Abstract Olefin/paraffin separations are among the most energy-intensive processes in the petrochemical industry, with ethylene being the most widely consumed chemical feedstock. Adsorptive separation utilizing molecular sieving adsorbents can optimize energy efficiency, whereas the size-exclusive mechanism alone cannot achieve multiple olefin/paraffin sieving in a single adsorbent. Herein, an unprecedented sieving adsorbent, BFFOUR-Cu-dpds (BFFOUR = BF 4 - , dpds = 4,4’-bipyridinedisulfide), is reported for simultaneous sieving of C 2 -C 4 olefins from their corresponding paraffins.
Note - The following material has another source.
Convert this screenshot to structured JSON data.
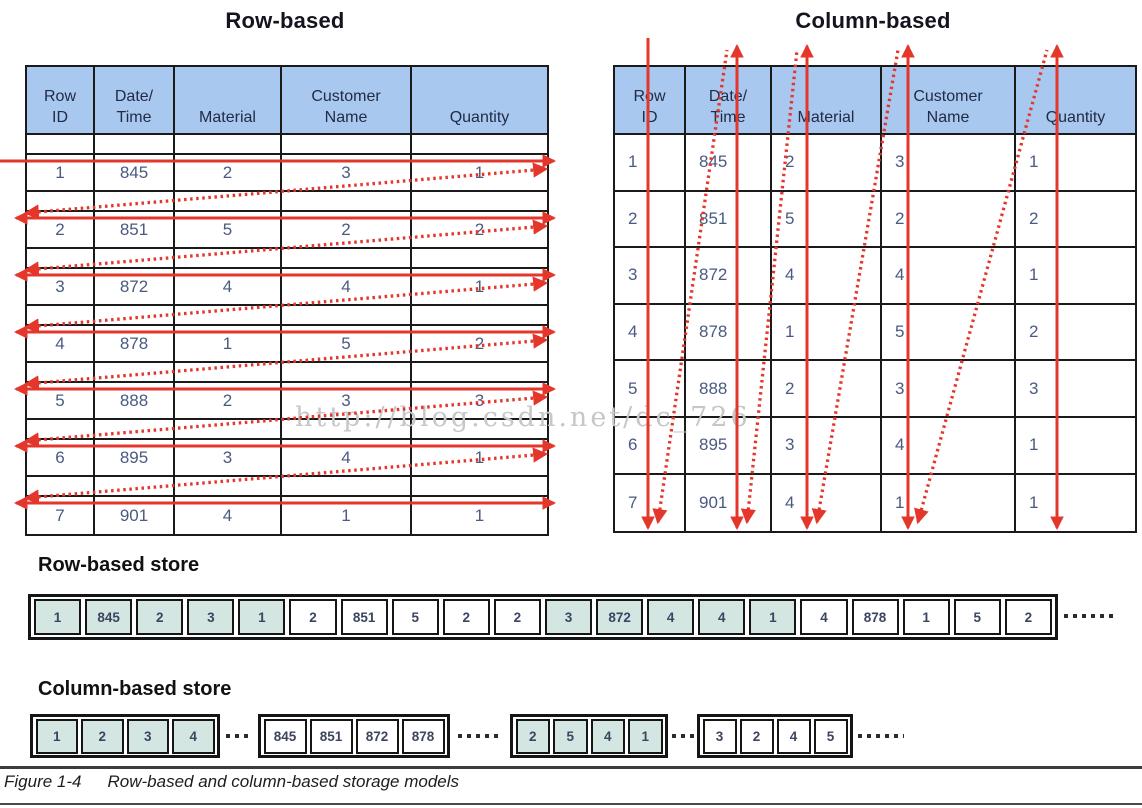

The interlayer spaces can be selectively opened through stronger guest-host interactions induced by unsaturated C = C bonds in olefins, as opposed to saturated paraffins. In equimolar six-component breakthrough experiments (C 2 H 4 /C 2 H 6 /C 3 H 6 /C 3 H 8 /n-C 4 H 8 /n-C 4 H 10 ), BFFOUR-Cu-dpds can simultaneously divide olefins from paraffins in the first column, while high-purity ethylene ( > 99.99%) can be directly obtained through the subsequent column using granular porous carbons. Moreover, gas-loaded single-crystal analysis, in-situ infrared spectroscopy measurements, and computational simulations demonstrate the accommodation patterns, interaction bonds, and energy pathways for olefin/paraffin separations.